Marching in December and January, I saw students, workers, the unemployed, men, and women. Some talked about revolution. Some seemed to think this meant to simply protest forever. Many took up the call for a ‘citizens’ referendum’, intended as a form of direct democracy. Others want to channel the movement into a campaign for the upcoming European elections. Everyone agreed that politicians should have fewer privileges and lower salaries. 

The variety of views reflects the organic, spontaneous, and geographically dispersed nature of the movement. There’s no centrally determined leadership or organisation, though there have been reported attempts to form democratic congresses of yellow vests. The yellow vests in Commercy, a small city in north-eastern France, have tried to foster some national coherence by organising an “assembly of assemblies”. 

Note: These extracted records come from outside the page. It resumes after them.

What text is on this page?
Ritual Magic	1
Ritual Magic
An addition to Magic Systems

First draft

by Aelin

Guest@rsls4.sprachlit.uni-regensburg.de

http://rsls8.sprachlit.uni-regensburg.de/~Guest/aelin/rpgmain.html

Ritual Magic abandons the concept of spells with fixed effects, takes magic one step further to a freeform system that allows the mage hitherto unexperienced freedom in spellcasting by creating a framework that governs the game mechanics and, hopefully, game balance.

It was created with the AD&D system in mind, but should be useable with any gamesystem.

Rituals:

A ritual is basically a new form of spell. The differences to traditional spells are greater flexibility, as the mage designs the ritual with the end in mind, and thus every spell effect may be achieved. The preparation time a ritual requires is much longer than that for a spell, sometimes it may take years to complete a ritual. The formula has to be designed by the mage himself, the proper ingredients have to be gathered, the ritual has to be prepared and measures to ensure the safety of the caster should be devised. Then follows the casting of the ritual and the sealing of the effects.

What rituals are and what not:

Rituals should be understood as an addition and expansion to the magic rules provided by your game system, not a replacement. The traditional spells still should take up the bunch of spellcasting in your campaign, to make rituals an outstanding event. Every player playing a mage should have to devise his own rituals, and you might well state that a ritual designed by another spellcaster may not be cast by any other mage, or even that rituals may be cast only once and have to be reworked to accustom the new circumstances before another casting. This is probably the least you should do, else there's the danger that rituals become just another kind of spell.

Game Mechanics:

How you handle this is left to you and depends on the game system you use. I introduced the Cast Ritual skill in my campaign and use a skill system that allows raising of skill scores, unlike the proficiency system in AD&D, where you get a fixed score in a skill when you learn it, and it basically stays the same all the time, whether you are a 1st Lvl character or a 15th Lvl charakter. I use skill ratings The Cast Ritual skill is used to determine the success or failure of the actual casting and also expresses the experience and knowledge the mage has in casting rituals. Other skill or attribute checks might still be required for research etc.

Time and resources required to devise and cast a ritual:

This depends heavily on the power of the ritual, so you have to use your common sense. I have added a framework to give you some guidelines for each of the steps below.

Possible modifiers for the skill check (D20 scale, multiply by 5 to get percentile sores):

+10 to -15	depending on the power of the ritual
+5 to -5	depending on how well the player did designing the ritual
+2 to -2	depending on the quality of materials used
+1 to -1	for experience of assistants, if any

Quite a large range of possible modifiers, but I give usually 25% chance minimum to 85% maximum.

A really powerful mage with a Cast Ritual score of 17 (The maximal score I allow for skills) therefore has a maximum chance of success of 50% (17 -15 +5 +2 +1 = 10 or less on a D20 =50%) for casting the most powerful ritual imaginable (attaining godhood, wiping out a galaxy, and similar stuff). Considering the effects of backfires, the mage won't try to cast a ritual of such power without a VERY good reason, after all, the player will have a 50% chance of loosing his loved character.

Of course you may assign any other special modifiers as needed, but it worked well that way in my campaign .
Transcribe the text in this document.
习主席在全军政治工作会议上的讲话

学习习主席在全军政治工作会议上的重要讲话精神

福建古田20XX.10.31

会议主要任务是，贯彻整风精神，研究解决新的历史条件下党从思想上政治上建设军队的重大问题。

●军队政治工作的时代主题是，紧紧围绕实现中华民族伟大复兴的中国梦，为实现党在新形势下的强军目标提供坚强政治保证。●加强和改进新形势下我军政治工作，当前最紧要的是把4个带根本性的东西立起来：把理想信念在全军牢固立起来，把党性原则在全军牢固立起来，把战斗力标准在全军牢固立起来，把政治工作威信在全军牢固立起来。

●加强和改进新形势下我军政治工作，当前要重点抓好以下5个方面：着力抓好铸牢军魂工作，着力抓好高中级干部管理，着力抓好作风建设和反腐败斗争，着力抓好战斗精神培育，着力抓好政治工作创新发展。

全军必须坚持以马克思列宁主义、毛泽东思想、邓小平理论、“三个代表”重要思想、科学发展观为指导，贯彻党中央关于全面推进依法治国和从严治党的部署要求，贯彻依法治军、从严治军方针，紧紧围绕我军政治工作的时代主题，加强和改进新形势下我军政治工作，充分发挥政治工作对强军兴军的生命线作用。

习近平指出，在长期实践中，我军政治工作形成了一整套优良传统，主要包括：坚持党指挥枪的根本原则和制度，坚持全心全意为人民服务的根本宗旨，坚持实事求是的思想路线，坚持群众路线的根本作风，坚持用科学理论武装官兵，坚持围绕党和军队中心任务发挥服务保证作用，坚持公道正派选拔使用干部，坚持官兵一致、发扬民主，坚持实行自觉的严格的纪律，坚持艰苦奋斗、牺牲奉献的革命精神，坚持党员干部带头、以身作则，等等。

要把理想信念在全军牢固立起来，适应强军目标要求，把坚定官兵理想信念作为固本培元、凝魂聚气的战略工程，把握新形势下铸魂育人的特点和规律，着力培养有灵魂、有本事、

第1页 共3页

The movement remains small, and in searching for a way forward, the yellow vests may be open to greater influence from right-wing forces, who seek to paint oppressed groups and leftists as the cause of social ills. But the heart of this rebellion is set against the vast inequality of French society, imposed by Macron’s neoliberal regime (as well as those before him). 

Anyone looking for a solution to the crisis faced by humanity should look to the gilets jaunes. In Australia as much as France, most politicians are clear on their allegiances to the wealthy, on their contempt for the environment, refugees, and the working class. The yellow vests prove that protest politics is alive and kicking, that ordinary people, robbed of our voices by a world run for the rich, can still take them back.